Değişim her camiada geleneklerin kaybolmasından korkan insanlarda endişe
uyandırır, Formula 1 de farklı değildi. Bazıları yüksek risklerin sporu
izleyiciler için daha çekici ve pilotlar için daha tatmin edici bir iş
yaptığına bile inanıyorlardı.
‘’Medyadan, hatta bazı pilotlardan
bile eleştiriler geliyordu’’ diye anlatıyor Stewart. ‘’Sporun romantikliğini
yok ettiğimi, güvenlik önlemlerinin sporun heyecan dolu doğasına aykırı
olduğunu söylüyorlardı. Bana korkak diyorlardı. Eleştirenlerin çoğu saatte 250
kilometre hızla kaza yapmamıştı ama.

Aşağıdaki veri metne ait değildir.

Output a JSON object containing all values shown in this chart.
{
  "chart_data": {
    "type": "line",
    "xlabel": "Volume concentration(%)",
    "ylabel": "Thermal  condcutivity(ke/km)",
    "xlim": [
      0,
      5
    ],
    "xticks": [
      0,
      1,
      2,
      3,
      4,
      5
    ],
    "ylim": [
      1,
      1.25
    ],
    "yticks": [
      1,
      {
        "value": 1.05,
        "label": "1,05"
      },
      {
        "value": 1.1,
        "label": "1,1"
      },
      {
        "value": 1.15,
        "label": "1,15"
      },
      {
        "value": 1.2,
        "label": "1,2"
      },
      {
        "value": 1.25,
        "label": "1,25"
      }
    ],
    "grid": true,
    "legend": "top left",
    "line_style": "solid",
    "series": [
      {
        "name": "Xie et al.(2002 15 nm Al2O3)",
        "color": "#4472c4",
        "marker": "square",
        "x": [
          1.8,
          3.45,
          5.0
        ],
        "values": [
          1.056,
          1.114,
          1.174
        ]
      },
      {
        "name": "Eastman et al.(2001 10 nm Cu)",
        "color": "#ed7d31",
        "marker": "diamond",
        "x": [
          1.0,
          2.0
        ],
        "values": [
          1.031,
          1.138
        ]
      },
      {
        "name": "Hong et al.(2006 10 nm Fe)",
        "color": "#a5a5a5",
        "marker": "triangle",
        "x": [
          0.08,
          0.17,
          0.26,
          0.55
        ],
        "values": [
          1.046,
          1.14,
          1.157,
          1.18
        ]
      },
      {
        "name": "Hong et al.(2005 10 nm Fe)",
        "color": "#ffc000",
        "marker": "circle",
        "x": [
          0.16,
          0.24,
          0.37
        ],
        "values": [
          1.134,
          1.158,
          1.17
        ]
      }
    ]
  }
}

Neyse ki başarılı bir pilottum, tehlikeli
yarışlarda elde ettiğim galibiyetler insanların beni dinlemesini sağlıyordu.’’
Steward gibi insanlar sayesinde yaklaşık 40 yıl içerisinde F1 arabaları tekerlekli tenekeler olmaktan çıkıp güvenli, mühendislik harikalarına dönüştüler. Bugün Formula 1’de güvenlik her şeyden önce geliyor.